Published online by Cambridge University Press: 05 June 2012
CHAPTER OUTLINE
In this chapter you will learn about: sounds involving more than one articulation; how sounds are influenced by neighbouring sounds; overlapping articulations; variation in segment duration; how to draw diagrams of estimated articulator movements.
KEY TERMS
Advanced
Coarticulation
Labialisation
Palatalisation
Palatography
Parametric diagrams
Pharyngealisation
Pre-fortis clipping
Pre-pausal lengthening
Primary and secondary articulation
Retracted velarisation
Introduction
In previous chapters we have gradually built up the descriptive framework that enables us to understand most of the ways in which speech sounds can differ from each other. For example, in the case of consonant sounds, we have looked at the airstream mechanism, at the various functions of the larynx, and at places and manners of articulation. There is still more to be done, though, because so far we have been assuming for the sake of simplicity that segments occur one-at-a-time in a sequence, and that within each segment there is one articulation at a time.
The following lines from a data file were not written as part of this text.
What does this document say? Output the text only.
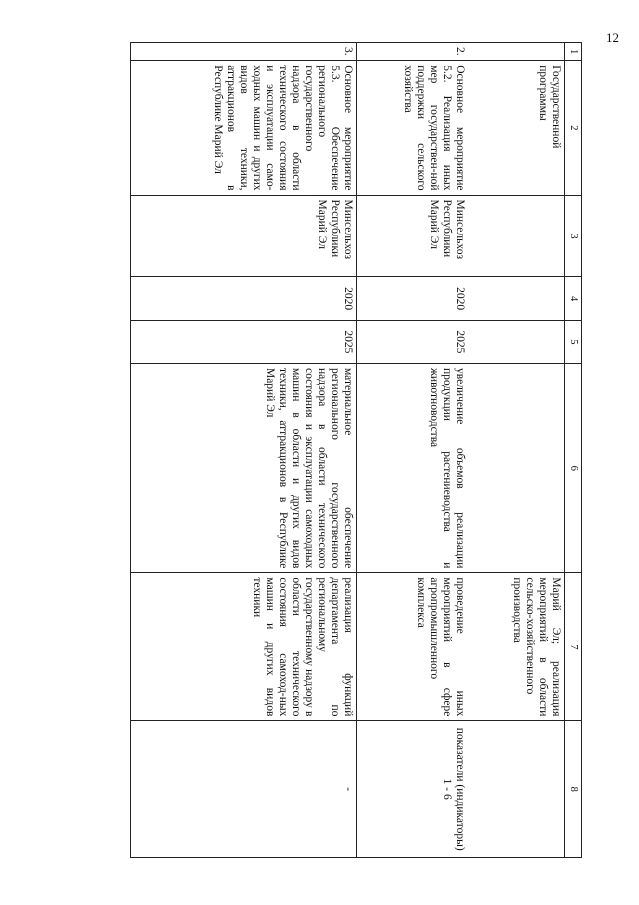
12
1	2	3	4	5	6	7	8
	Государственной программы					Марий Эл; реализация мероприятий в области сельско-хозяйственного производства	
2.	Основное мероприятие 5.2. Реализация иных мер государствен-ной поддержки сельского хозяйства	Минсельхоз Республики Марий Эл	2020	2025	увеличение объемов реализации продукции растениеводства и животноводства	проведение иных мероприятий в сфере агропромышленного комплекса	показатели (индикаторы) 1 - 6
3.	Основное мероприятие 5.3. Обеспечение регионального государственного надзора в области технического состояния и эксплуатации само-ходных машин и других видов техники, аттракционов в Республике Марий Эл	Минсельхоз Республики Марий Эл	2020	2025	материальное обеспечение регионального государственного надзора в области технического состояния и эксплуатации самоходных машин в области и других видов техники, аттракционов в Республике Марий Эл	реализация функций департамента по региональному государственному надзору в области технического состояния самоход-ных машин и других видов техники	-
Both of these assumptions need to be modified, because by themselves they lead to a very static view of what speech is like. The articulators and the places of articulation we have identified, for example, are nothing like as tidy and distinct in reality as our labels suggest. We have only to look inside our own mouths with a mirror, or at an X-ray picture of the vocal tract, to be reminded that the tongue is not divided neatly into the sections we have labelled blade, front and back, or that it is very hard to say where the alveolar ridge ends and the hard palate begins.